Mental deterioration due to alcohol has been recognized for at least a century. The term "alcohol dementia" lacks a distinct defined pathology (38). The first mention of a therapeutic drug-induced dementia was after the introduction of synthetic anticholinergic drugs for the treatment of Parkinson disease (31). The pathophysiology of memory loss associated with anticholinergic drugs was strengthened by the emergence of the cholinergic hypothesis of memory and by the demonstration that memory is adversely affected by the injection of scopolamine, but that these adverse effects are reversible by an injection of physostigmine (11). In the early days of levodopa therapy, its use was deemed responsible for dementia in Parkinson disease patients (03; 42). Dementia is now considered part of the natural progression of the disease rather than an effect of levodopa.
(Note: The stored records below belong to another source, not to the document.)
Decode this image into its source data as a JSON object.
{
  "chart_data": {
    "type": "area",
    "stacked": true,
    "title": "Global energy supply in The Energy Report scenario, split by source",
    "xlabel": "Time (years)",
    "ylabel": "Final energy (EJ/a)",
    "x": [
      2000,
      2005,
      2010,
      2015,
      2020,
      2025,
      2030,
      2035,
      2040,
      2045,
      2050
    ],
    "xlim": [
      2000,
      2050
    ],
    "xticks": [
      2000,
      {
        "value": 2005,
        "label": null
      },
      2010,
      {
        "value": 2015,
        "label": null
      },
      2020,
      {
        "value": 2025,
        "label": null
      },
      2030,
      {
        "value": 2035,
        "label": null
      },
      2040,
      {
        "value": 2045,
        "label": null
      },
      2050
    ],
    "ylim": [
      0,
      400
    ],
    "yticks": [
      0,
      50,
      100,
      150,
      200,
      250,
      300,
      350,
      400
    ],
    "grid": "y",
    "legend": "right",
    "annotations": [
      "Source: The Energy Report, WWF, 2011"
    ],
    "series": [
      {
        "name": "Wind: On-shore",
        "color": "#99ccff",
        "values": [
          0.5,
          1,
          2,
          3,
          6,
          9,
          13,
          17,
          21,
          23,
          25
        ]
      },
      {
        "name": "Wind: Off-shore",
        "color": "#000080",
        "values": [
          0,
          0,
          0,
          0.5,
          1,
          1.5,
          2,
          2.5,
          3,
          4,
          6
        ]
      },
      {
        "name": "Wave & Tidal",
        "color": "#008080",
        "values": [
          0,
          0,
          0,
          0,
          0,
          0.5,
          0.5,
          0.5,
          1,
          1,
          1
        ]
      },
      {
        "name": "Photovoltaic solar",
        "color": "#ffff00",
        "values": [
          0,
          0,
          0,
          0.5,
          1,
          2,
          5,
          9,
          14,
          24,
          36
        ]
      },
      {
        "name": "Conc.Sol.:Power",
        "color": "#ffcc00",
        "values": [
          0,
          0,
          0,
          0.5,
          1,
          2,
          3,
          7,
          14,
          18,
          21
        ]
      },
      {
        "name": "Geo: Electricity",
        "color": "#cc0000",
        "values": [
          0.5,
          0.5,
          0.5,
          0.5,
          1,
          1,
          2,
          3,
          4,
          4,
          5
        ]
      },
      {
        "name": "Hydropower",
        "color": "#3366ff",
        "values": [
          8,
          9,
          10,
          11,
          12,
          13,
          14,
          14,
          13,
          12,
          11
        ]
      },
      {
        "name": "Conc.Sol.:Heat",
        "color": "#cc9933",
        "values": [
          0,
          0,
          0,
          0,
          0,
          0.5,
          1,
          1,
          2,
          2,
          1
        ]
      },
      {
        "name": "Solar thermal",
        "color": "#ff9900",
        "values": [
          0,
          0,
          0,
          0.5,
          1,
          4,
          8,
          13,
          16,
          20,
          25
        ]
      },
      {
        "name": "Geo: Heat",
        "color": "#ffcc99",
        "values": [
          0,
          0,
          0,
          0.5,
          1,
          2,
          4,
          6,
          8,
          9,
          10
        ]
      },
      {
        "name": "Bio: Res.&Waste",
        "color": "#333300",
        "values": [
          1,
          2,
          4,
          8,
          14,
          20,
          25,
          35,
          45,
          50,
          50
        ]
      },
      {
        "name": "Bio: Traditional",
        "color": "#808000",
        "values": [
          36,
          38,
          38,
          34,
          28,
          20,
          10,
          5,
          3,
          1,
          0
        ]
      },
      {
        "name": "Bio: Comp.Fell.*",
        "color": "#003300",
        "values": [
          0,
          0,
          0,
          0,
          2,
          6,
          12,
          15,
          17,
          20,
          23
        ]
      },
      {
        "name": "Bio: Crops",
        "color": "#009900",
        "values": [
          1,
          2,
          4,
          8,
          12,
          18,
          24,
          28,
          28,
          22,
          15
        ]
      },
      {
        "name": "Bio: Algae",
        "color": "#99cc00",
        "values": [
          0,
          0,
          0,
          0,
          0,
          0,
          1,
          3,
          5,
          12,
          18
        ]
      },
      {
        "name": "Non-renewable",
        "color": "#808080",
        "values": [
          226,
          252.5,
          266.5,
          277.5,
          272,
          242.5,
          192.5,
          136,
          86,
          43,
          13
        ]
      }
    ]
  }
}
Various terms are used to describe dementia associated with drugs. Patients on long-term phenytoin therapy have been reported to deteriorate intellectually in the absence of any signs of oversedation, a condition termed "Dilantin dementia." Drug-induced dementias fall under the broad category of pseudodementias, which differentiates them from dementias associated with degenerative neurologic disorders, as well as under the category of reversible dementias, which implies that the manifestations improve following discontinuation of the offending drug.

Dementia is the most severe form of cognitive deficit and is sometimes referred to as brain failure. Cerebral insufficiency is a general term indicating a decline of mental function. It does not specify the cause, but instead the clinical effects, which may be mild, moderate, or severe (dementia). The frequently used term cognitive impairment refers to disturbances of information processing. It covers the acquisition, storage, retrieval, and use of information. Cognitive processes involved in the acquisition of information are linked to consciousness and cognitive disturbances including delirium. Cognitive disorders also include disturbances of memory and intellect as well as behavioral disturbances.